Ysoscher Katz

Modeh ani she’samta chelki mi’yoshvei beit midrash: In gratitude — taking leave of the Lindenbaum Center for Halakhic Studies

This note marks the formal end of my tenure as director of the Lindenbaum Center for Halakhic Studies at YCT Rabbinical School.

In addition to being intellectually stimulating, serving as the Center’s director was also spiritually rewarding. The work we did helped alleviate a personal pain I have harbored for as long as I can remember.

I am a male, raised in a spiritually inspired, intellectually engaged, and religiously active home, and went to schools that provided me with a comprehensive Jewish education.

All this afforded me opportunities to choose a life which is punch-drunk with Divinity. I can speak to God whenever I wish, privately — as part of the tzibbur, or publicly — as their shaliach. Conversely, as a result of my stellar Jewish education, I can open a Tanach, Gemara, or any Rishon or Achron (medieval and modern commentators) and hear God speaking through those texts.

Often, this dialogical back and forth culminates in a powerful moment of deep and physical intimacy with God-when I get an aliyah, kiss the Torah, and make the bracha (blessing).

It is an embarrassment of riches. I am unbelievably blessed.

Yet, while I was continuously enjoying these riches, I was keenly aware that the talented women in my life were not afforded these opportunities. This dialogical spiritual encounter was not available to them because of their gender. I, consequently, yearned for the chance to delve into the pantheon of halakhic sources in order to — whenever halakhically possible — enable them to have optimal access to Jewish learning and experiences.

Taking the helm at the Lindenbaum Center provided me with that opportunity. It was a chance to explore the possibility of shrinking the seemingly expansive boundaries of halakhic gender-essentialism. I knew from the outset that it was impossible to completely eradicate halakhic discrimination[1], that there will, unfortunately, always be areas where women are considered second-class in the eyes of halakha. But the research I intended to do at the Center would at least allow me to look my wife, two daughters, three sisters, mother, 15 aunts and hundreds of female students in the eye and tell them that I did my utmost to enable them to attain those moments of transcendence one derives from optimal engagement in Torah study, performance of mitzvot and active participation in Jewish ritual.

Thankfully, much of what I set out do was achieved. Close examination of our halakhic tradition allowed me to write responsa that have helped reduce halakha’s exclusionary stance in various significant areas. I wrote on Women and Conversion, Nursing in Shul, Women Getting an Ali’ya (and here), Women as Sandakiyot, Davening Mincha on Friday after Candle Lighting, Women Leading Selichot, the ability of women to create a halakhic tzibur, and finally, on the permissibility of carrying a little child while davening, layning or when getting an aliyah. Hopefully, these teshuvot will minimize the women’s exclusion in vital areas of Jewish ritual or practice.
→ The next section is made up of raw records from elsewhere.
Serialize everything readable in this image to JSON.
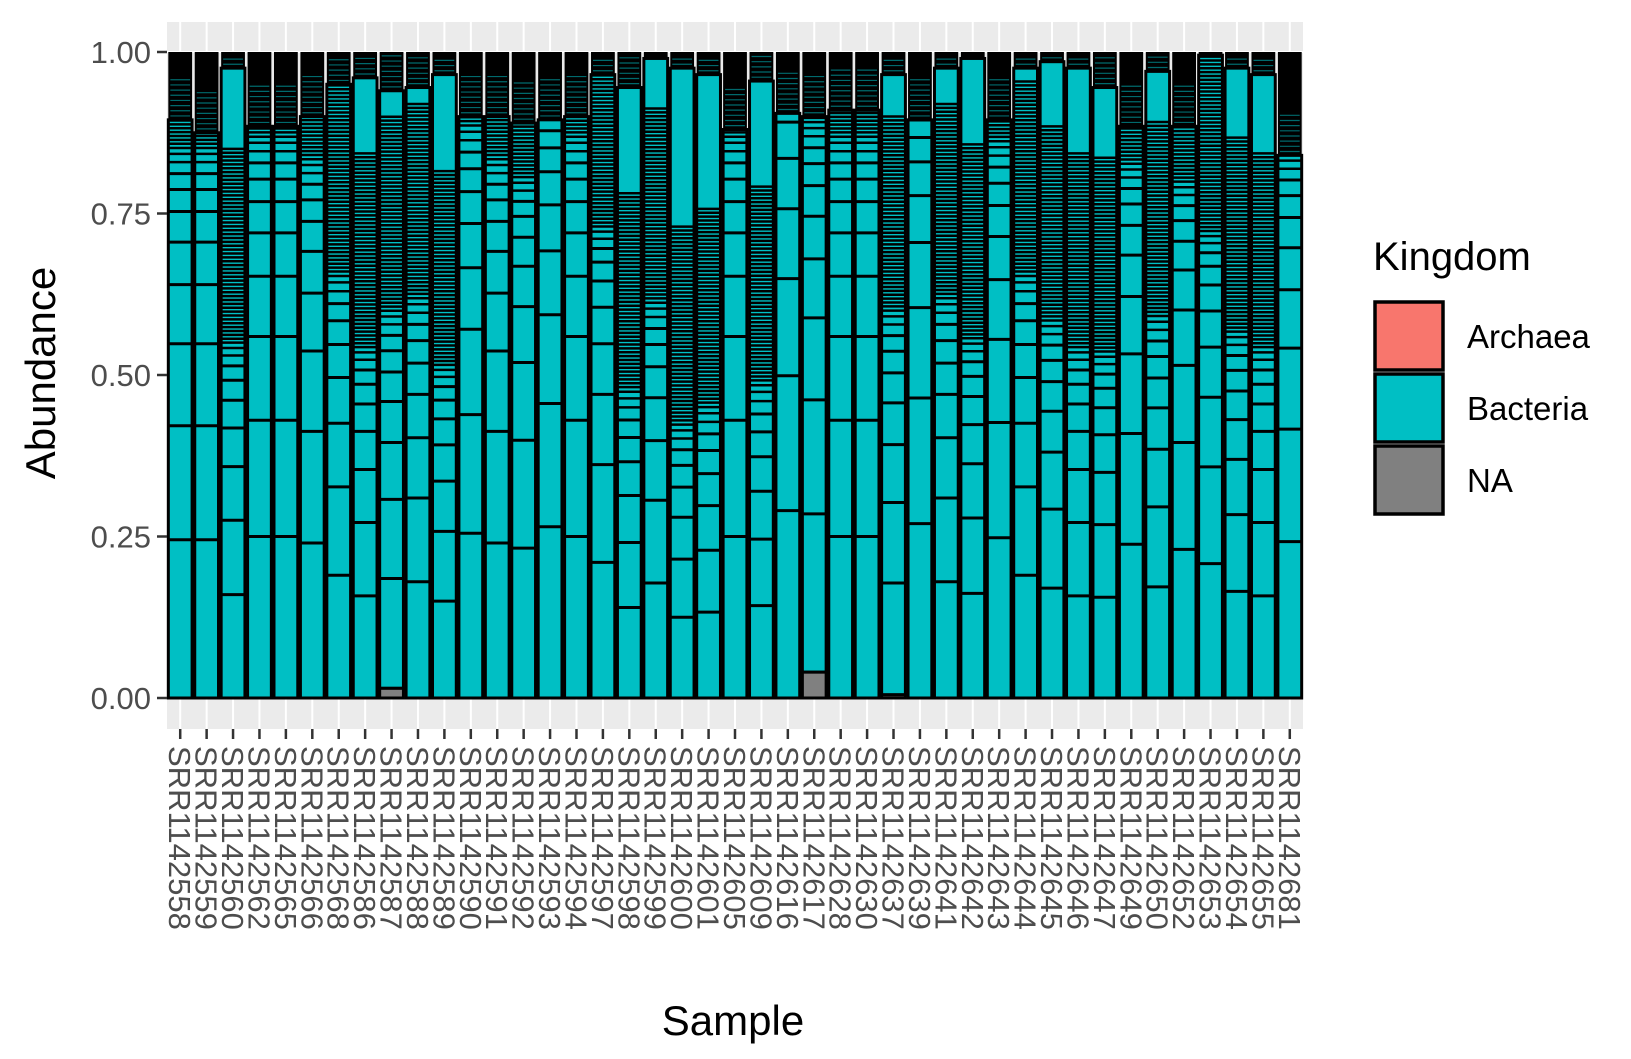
{
  "chart_data": {
    "type": "bar",
    "stacked": true,
    "xlabel": "Sample",
    "ylabel": "Abundance",
    "ylim": [
      0,
      1.0
    ],
    "yticks": [
      "0.00",
      "0.25",
      "0.50",
      "0.75",
      "1.00"
    ],
    "ytick_values": [
      0,
      0.25,
      0.5,
      0.75,
      1.0
    ],
    "grid": true,
    "legend": {
      "title": "Kingdom",
      "position": "right",
      "entries": [
        {
          "label": "Archaea",
          "color": "#F8766D"
        },
        {
          "label": "Bacteria",
          "color": "#00BFC4"
        },
        {
          "label": "NA",
          "color": "#808080"
        }
      ]
    },
    "categories": [
      "SRR1142558",
      "SRR1142559",
      "SRR1142560",
      "SRR1142562",
      "SRR1142565",
      "SRR1142566",
      "SRR1142568",
      "SRR1142586",
      "SRR1142587",
      "SRR1142588",
      "SRR1142589",
      "SRR1142590",
      "SRR1142591",
      "SRR1142592",
      "SRR1142593",
      "SRR1142594",
      "SRR1142597",
      "SRR1142598",
      "SRR1142599",
      "SRR1142600",
      "SRR1142601",
      "SRR1142605",
      "SRR1142609",
      "SRR1142616",
      "SRR1142617",
      "SRR1142628",
      "SRR1142630",
      "SRR1142637",
      "SRR1142639",
      "SRR1142641",
      "SRR1142642",
      "SRR1142643",
      "SRR1142644",
      "SRR1142645",
      "SRR1142646",
      "SRR1142647",
      "SRR1142649",
      "SRR1142650",
      "SRR1142652",
      "SRR1142653",
      "SRR1142654",
      "SRR1142655",
      "SRR1142681"
    ],
    "series": [
      {
        "name": "Archaea",
        "color": "#F8766D",
        "values": [
          0,
          0,
          0,
          0,
          0,
          0,
          0,
          0,
          0,
          0,
          0,
          0,
          0,
          0,
          0,
          0,
          0,
          0,
          0,
          0,
          0,
          0,
          0,
          0,
          0,
          0,
          0,
          0,
          0,
          0,
          0,
          0,
          0,
          0,
          0,
          0,
          0,
          0,
          0,
          0,
          0,
          0,
          0
        ]
      },
      {
        "name": "Bacteria",
        "color": "#00BFC4",
        "values": [
          1,
          1,
          1,
          1,
          1,
          1,
          1,
          1,
          0.985,
          1,
          1,
          1,
          1,
          1,
          1,
          1,
          1,
          1,
          1,
          1,
          1,
          1,
          1,
          1,
          0.96,
          1,
          1,
          0.995,
          1,
          1,
          1,
          1,
          1,
          1,
          1,
          1,
          1,
          1,
          1,
          1,
          1,
          1,
          1
        ]
      },
      {
        "name": "NA",
        "color": "#808080",
        "values": [
          0,
          0,
          0,
          0,
          0,
          0,
          0,
          0,
          0.015,
          0,
          0,
          0,
          0,
          0,
          0,
          0,
          0,
          0,
          0,
          0,
          0,
          0,
          0,
          0,
          0.04,
          0,
          0,
          0.005,
          0,
          0,
          0,
          0,
          0,
          0,
          0,
          0,
          0,
          0,
          0,
          0,
          0,
          0,
          0
        ]
      }
    ],
    "segment_profile": {
      "description_free": true,
      "first_segments": [
        0.245,
        0.245,
        0.16,
        0.25,
        0.25,
        0.24,
        0.19,
        0.158,
        0.17,
        0.18,
        0.15,
        0.255,
        0.24,
        0.232,
        0.265,
        0.25,
        0.21,
        0.14,
        0.178,
        0.125,
        0.133,
        0.25,
        0.143,
        0.29,
        0.245,
        0.25,
        0.25,
        0.173,
        0.27,
        0.18,
        0.162,
        0.248,
        0.19,
        0.17,
        0.158,
        0.156,
        0.238,
        0.172,
        0.23,
        0.208,
        0.165,
        0.158,
        0.242
      ],
      "colored_top": [
        0.895,
        0.875,
        0.975,
        0.885,
        0.885,
        0.9,
        0.95,
        0.96,
        0.94,
        0.945,
        0.965,
        0.9,
        0.9,
        0.89,
        0.895,
        0.9,
        0.965,
        0.945,
        0.99,
        0.975,
        0.965,
        0.88,
        0.955,
        0.905,
        0.9,
        0.91,
        0.91,
        0.965,
        0.895,
        0.975,
        0.99,
        0.895,
        0.975,
        0.985,
        0.975,
        0.945,
        0.885,
        0.97,
        0.885,
        0.995,
        0.975,
        0.965,
        0.84
      ]
    }
  }
}
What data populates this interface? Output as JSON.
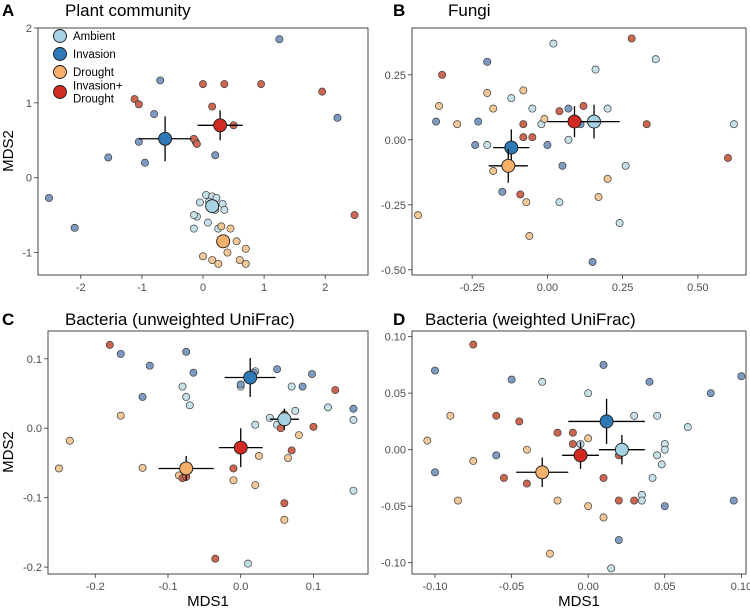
{
  "colors": {
    "Ambient": "#a6d3e4",
    "Invasion": "#2f7ab6",
    "Drought": "#f5b06c",
    "Invasion+Drought": "#d12a22"
  },
  "point_colors": {
    "Ambient": "#c6e0ea",
    "Invasion": "#7d9ac3",
    "Drought": "#f4c896",
    "Invasion+Drought": "#cd6650"
  },
  "legend": {
    "entries": [
      "Ambient",
      "Invasion",
      "Drought",
      "Invasion+\nDrought"
    ]
  },
  "shared_axes": {
    "xlabel": "MDS1",
    "ylabel": "MDS2"
  },
  "chart_data": [
    {
      "id": "A",
      "type": "scatter",
      "letter": "A",
      "title": "Plant community",
      "xlim": [
        -2.7,
        2.7
      ],
      "ylim": [
        -1.3,
        2.0
      ],
      "xticks": [
        -2,
        -1,
        0,
        1,
        2
      ],
      "xtick_labels": [
        "-2",
        "-1",
        "0",
        "1",
        "2"
      ],
      "yticks": [
        -1,
        0,
        1,
        2
      ],
      "ytick_labels": [
        "-1",
        "0",
        "1",
        "2"
      ],
      "points": {
        "Ambient": [
          [
            0.05,
            -0.23
          ],
          [
            0.15,
            -0.25
          ],
          [
            0.22,
            -0.27
          ],
          [
            0.1,
            -0.32
          ],
          [
            -0.05,
            -0.33
          ],
          [
            0.32,
            -0.35
          ],
          [
            0.2,
            -0.43
          ],
          [
            -0.1,
            -0.52
          ],
          [
            -0.15,
            -0.5
          ],
          [
            0.08,
            -0.6
          ],
          [
            -0.15,
            -0.68
          ],
          [
            0.25,
            -0.68
          ],
          [
            0.35,
            -0.43
          ]
        ],
        "Invasion": [
          [
            -2.52,
            -0.27
          ],
          [
            -2.1,
            -0.67
          ],
          [
            -1.55,
            0.27
          ],
          [
            -1.05,
            0.48
          ],
          [
            -0.95,
            0.2
          ],
          [
            -0.8,
            0.85
          ],
          [
            -0.7,
            1.3
          ],
          [
            1.25,
            1.85
          ],
          [
            2.2,
            0.8
          ],
          [
            0.2,
            0.3
          ],
          [
            -0.12,
            0.48
          ]
        ],
        "Drought": [
          [
            0.3,
            -0.65
          ],
          [
            0.45,
            -0.68
          ],
          [
            0.55,
            -0.85
          ],
          [
            0.7,
            -0.95
          ],
          [
            0.0,
            -1.05
          ],
          [
            0.15,
            -1.1
          ],
          [
            0.25,
            -1.15
          ],
          [
            0.6,
            -1.1
          ],
          [
            0.7,
            -1.15
          ],
          [
            0.4,
            -1.0
          ]
        ],
        "Invasion+Drought": [
          [
            -1.12,
            1.05
          ],
          [
            -1.05,
            0.98
          ],
          [
            -0.15,
            0.52
          ],
          [
            -0.1,
            0.45
          ],
          [
            0.0,
            1.25
          ],
          [
            0.35,
            1.25
          ],
          [
            0.95,
            1.25
          ],
          [
            1.95,
            1.15
          ],
          [
            2.48,
            -0.5
          ],
          [
            0.15,
            0.95
          ],
          [
            0.5,
            0.7
          ]
        ]
      },
      "centroids": {
        "Ambient": {
          "x": 0.15,
          "y": -0.38,
          "xerr": 0.0,
          "yerr": 0.0
        },
        "Invasion": {
          "x": -0.62,
          "y": 0.52,
          "xerr": 0.43,
          "yerr": 0.3
        },
        "Drought": {
          "x": 0.33,
          "y": -0.85,
          "xerr": 0.0,
          "yerr": 0.0
        },
        "Invasion+Drought": {
          "x": 0.28,
          "y": 0.7,
          "xerr": 0.37,
          "yerr": 0.2
        }
      }
    },
    {
      "id": "B",
      "type": "scatter",
      "letter": "B",
      "title": "Fungi",
      "xlim": [
        -0.45,
        0.66
      ],
      "ylim": [
        -0.52,
        0.43
      ],
      "xticks": [
        -0.25,
        0.0,
        0.25,
        0.5
      ],
      "xtick_labels": [
        "-0.25",
        "0.00",
        "0.25",
        "0.50"
      ],
      "yticks": [
        -0.5,
        -0.25,
        0.0,
        0.25
      ],
      "ytick_labels": [
        "-0.50",
        "-0.25",
        "0.00",
        "0.25"
      ],
      "points": {
        "Ambient": [
          [
            0.02,
            0.37
          ],
          [
            0.36,
            0.31
          ],
          [
            0.16,
            0.27
          ],
          [
            -0.12,
            0.16
          ],
          [
            -0.05,
            0.12
          ],
          [
            0.2,
            0.12
          ],
          [
            0.62,
            0.06
          ],
          [
            0.07,
            0.0
          ],
          [
            -0.2,
            -0.02
          ],
          [
            0.26,
            -0.1
          ],
          [
            0.04,
            -0.24
          ],
          [
            0.24,
            -0.32
          ],
          [
            -0.02,
            0.06
          ]
        ],
        "Invasion": [
          [
            -0.2,
            0.3
          ],
          [
            -0.37,
            0.07
          ],
          [
            -0.23,
            0.07
          ],
          [
            -0.24,
            -0.02
          ],
          [
            -0.15,
            -0.2
          ],
          [
            0.15,
            -0.47
          ],
          [
            0.07,
            0.12
          ],
          [
            0.11,
            0.06
          ],
          [
            0.05,
            -0.1
          ],
          [
            0.0,
            -0.02
          ]
        ],
        "Drought": [
          [
            -0.36,
            0.13
          ],
          [
            -0.2,
            0.18
          ],
          [
            -0.18,
            0.12
          ],
          [
            -0.3,
            0.06
          ],
          [
            -0.08,
            0.19
          ],
          [
            -0.07,
            -0.24
          ],
          [
            -0.06,
            -0.37
          ],
          [
            -0.43,
            -0.29
          ],
          [
            -0.18,
            -0.12
          ],
          [
            0.2,
            -0.15
          ],
          [
            0.17,
            -0.22
          ],
          [
            -0.01,
            0.08
          ]
        ],
        "Invasion+Drought": [
          [
            -0.35,
            0.25
          ],
          [
            -0.08,
            0.06
          ],
          [
            0.12,
            0.13
          ],
          [
            0.28,
            0.39
          ],
          [
            0.33,
            0.06
          ],
          [
            0.6,
            -0.07
          ],
          [
            0.04,
            0.11
          ],
          [
            -0.08,
            0.01
          ],
          [
            -0.09,
            -0.21
          ],
          [
            -0.05,
            0.01
          ]
        ]
      },
      "centroids": {
        "Ambient": {
          "x": 0.155,
          "y": 0.07,
          "xerr": 0.085,
          "yerr": 0.065
        },
        "Invasion": {
          "x": -0.12,
          "y": -0.03,
          "xerr": 0.06,
          "yerr": 0.07
        },
        "Drought": {
          "x": -0.13,
          "y": -0.1,
          "xerr": 0.065,
          "yerr": 0.065
        },
        "Invasion+Drought": {
          "x": 0.09,
          "y": 0.07,
          "xerr": 0.09,
          "yerr": 0.06
        }
      }
    },
    {
      "id": "C",
      "type": "scatter",
      "letter": "C",
      "title": "Bacteria (unweighted UniFrac)",
      "xlim": [
        -0.265,
        0.175
      ],
      "ylim": [
        -0.21,
        0.14
      ],
      "xticks": [
        -0.2,
        -0.1,
        0.0,
        0.1
      ],
      "xtick_labels": [
        "-0.2",
        "-0.1",
        "0.0",
        "0.1"
      ],
      "yticks": [
        -0.2,
        -0.1,
        0.0,
        0.1
      ],
      "ytick_labels": [
        "-0.2",
        "-0.1",
        "0.0",
        "0.1"
      ],
      "points": {
        "Ambient": [
          [
            -0.08,
            0.06
          ],
          [
            0.0,
            0.06
          ],
          [
            -0.075,
            0.045
          ],
          [
            -0.07,
            0.033
          ],
          [
            0.07,
            0.06
          ],
          [
            0.12,
            0.03
          ],
          [
            0.075,
            0.025
          ],
          [
            0.04,
            0.015
          ],
          [
            0.02,
            0.005
          ],
          [
            0.05,
            0.005
          ],
          [
            0.155,
            0.012
          ],
          [
            0.155,
            -0.09
          ],
          [
            0.01,
            -0.195
          ],
          [
            0.02,
            0.082
          ]
        ],
        "Invasion": [
          [
            -0.165,
            0.107
          ],
          [
            -0.125,
            0.09
          ],
          [
            -0.135,
            0.045
          ],
          [
            -0.075,
            0.11
          ],
          [
            -0.065,
            0.08
          ],
          [
            0.0,
            0.063
          ],
          [
            0.05,
            0.085
          ],
          [
            0.085,
            0.06
          ],
          [
            0.098,
            0.078
          ],
          [
            0.155,
            0.028
          ],
          [
            0.018,
            0.08
          ]
        ],
        "Drought": [
          [
            -0.25,
            -0.058
          ],
          [
            -0.235,
            -0.018
          ],
          [
            -0.165,
            0.018
          ],
          [
            -0.135,
            -0.057
          ],
          [
            -0.085,
            -0.068
          ],
          [
            0.025,
            -0.04
          ],
          [
            0.065,
            -0.043
          ],
          [
            0.02,
            -0.082
          ],
          [
            0.06,
            -0.132
          ],
          [
            -0.01,
            -0.075
          ],
          [
            0.08,
            -0.01
          ]
        ],
        "Invasion+Drought": [
          [
            -0.18,
            0.12
          ],
          [
            -0.08,
            -0.072
          ],
          [
            -0.075,
            -0.07
          ],
          [
            -0.01,
            -0.058
          ],
          [
            0.06,
            -0.108
          ],
          [
            0.07,
            -0.032
          ],
          [
            0.1,
            0.002
          ],
          [
            0.13,
            0.055
          ],
          [
            -0.035,
            -0.188
          ],
          [
            0.055,
            0.0
          ],
          [
            0.06,
            0.02
          ]
        ]
      },
      "centroids": {
        "Ambient": {
          "x": 0.06,
          "y": 0.013,
          "xerr": 0.02,
          "yerr": 0.015
        },
        "Invasion": {
          "x": 0.013,
          "y": 0.073,
          "xerr": 0.035,
          "yerr": 0.028
        },
        "Drought": {
          "x": -0.075,
          "y": -0.058,
          "xerr": 0.038,
          "yerr": 0.018
        },
        "Invasion+Drought": {
          "x": 0.0,
          "y": -0.028,
          "xerr": 0.03,
          "yerr": 0.028
        }
      }
    },
    {
      "id": "D",
      "type": "scatter",
      "letter": "D",
      "title": "Bacteria (weighted UniFrac)",
      "xlim": [
        -0.115,
        0.103
      ],
      "ylim": [
        -0.11,
        0.105
      ],
      "xticks": [
        -0.1,
        -0.05,
        0.0,
        0.05,
        0.1
      ],
      "xtick_labels": [
        "-0.10",
        "-0.05",
        "0.00",
        "0.05",
        "0.10"
      ],
      "yticks": [
        -0.1,
        -0.05,
        0.0,
        0.05,
        0.1
      ],
      "ytick_labels": [
        "-0.10",
        "-0.05",
        "0.00",
        "0.05",
        "0.10"
      ],
      "points": {
        "Ambient": [
          [
            -0.03,
            0.06
          ],
          [
            0.0,
            0.05
          ],
          [
            0.03,
            0.03
          ],
          [
            0.045,
            0.03
          ],
          [
            0.065,
            0.02
          ],
          [
            0.05,
            0.005
          ],
          [
            0.05,
            0.0
          ],
          [
            0.045,
            -0.005
          ],
          [
            0.048,
            -0.013
          ],
          [
            0.042,
            -0.025
          ],
          [
            0.035,
            -0.04
          ],
          [
            0.035,
            -0.045
          ],
          [
            0.015,
            -0.105
          ],
          [
            -0.005,
            0.005
          ]
        ],
        "Invasion": [
          [
            -0.1,
            0.07
          ],
          [
            -0.05,
            0.062
          ],
          [
            0.01,
            0.075
          ],
          [
            0.04,
            0.06
          ],
          [
            0.08,
            0.05
          ],
          [
            0.1,
            0.065
          ],
          [
            -0.1,
            -0.02
          ],
          [
            0.05,
            -0.05
          ],
          [
            0.095,
            -0.045
          ],
          [
            0.02,
            -0.08
          ],
          [
            -0.06,
            -0.005
          ]
        ],
        "Drought": [
          [
            -0.09,
            0.03
          ],
          [
            -0.105,
            0.008
          ],
          [
            -0.075,
            -0.01
          ],
          [
            -0.085,
            -0.045
          ],
          [
            -0.02,
            -0.045
          ],
          [
            0.0,
            -0.05
          ],
          [
            0.01,
            -0.06
          ],
          [
            -0.025,
            -0.092
          ],
          [
            -0.04,
            0.0
          ],
          [
            0.0,
            0.01
          ]
        ],
        "Invasion+Drought": [
          [
            -0.075,
            0.093
          ],
          [
            -0.06,
            0.03
          ],
          [
            -0.045,
            0.025
          ],
          [
            -0.02,
            0.015
          ],
          [
            -0.01,
            0.005
          ],
          [
            0.02,
            -0.005
          ],
          [
            -0.055,
            -0.025
          ],
          [
            -0.04,
            -0.03
          ],
          [
            0.02,
            -0.045
          ],
          [
            0.03,
            -0.045
          ],
          [
            -0.01,
            0.015
          ],
          [
            0.01,
            -0.025
          ]
        ]
      },
      "centroids": {
        "Ambient": {
          "x": 0.022,
          "y": 0.0,
          "xerr": 0.015,
          "yerr": 0.013
        },
        "Invasion": {
          "x": 0.012,
          "y": 0.025,
          "xerr": 0.025,
          "yerr": 0.02
        },
        "Drought": {
          "x": -0.03,
          "y": -0.02,
          "xerr": 0.017,
          "yerr": 0.013
        },
        "Invasion+Drought": {
          "x": -0.005,
          "y": -0.005,
          "xerr": 0.012,
          "yerr": 0.012
        }
      }
    }
  ]
}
We, with God’s help, did a lot, these were very productive years.

It will be a while before one will be able to tell if these teshuvot have durability and survive the test of time. I hope and pray to the Ribono Shel Olam that they will indeed endure, but ultimately only history can make that judgement. Now the time has come to tackle different frontiers.

As I have written elsewhere, I believe that Orthodox feminism has reached its outer limits, she is not likely to break any additional substantial halakhic barriers. There is still, of course, a lot to be done. Implementing the changes already established will require tremendous effort. Much work also remains to be done to make Orthodox communities, to the extent halakha allows, optimally egalitarian. We are, however, approaching the limits of expansion. The three remaining discriminatory frontiers (including women in a minyan, serving as a shlichot tzibur and the ability to serve as a witness or testify in a Jewish criminal court) are unsurpassable. Halakha will never be perfectly egalitarian. (Ultimately, time will tell whether my assessment is correct. If history proves me wrong, all the better.)

Having accomplished my primary goal of expanding opportunities for women to encounter the Divine, I feel that I must now utilize the extensive traditional knowledge I was privileged to attain for other pressing sociological and halakhic issues, which require much attention, sensitivity and halakhic creativity.

ויהי רצון שתשרה שכינה במעשי ידינו.

[1] I am using the term “discriminatory” descriptively, not critically or judgmentally.

About the Author
Rabbi Ysoscher Katz is Chair of the Talmud department at Yeshivat Chovevei Torah. He received ordination in 1986 from Rabbi Yechezkel Roth, dayan of UTA Satmer. Rabbi Katz studied in Brisk and in Yeshivat Beit Yosef, Navaradok for more ten years, and is a graduate of the HaSha'ar Program for Jewish Educators, Rabbi Katz taught at the Ma'ayanot Yeshiva High School for Girls and SAR High School, and gave a popular daf yomi class in Brooklyn for more than eight years.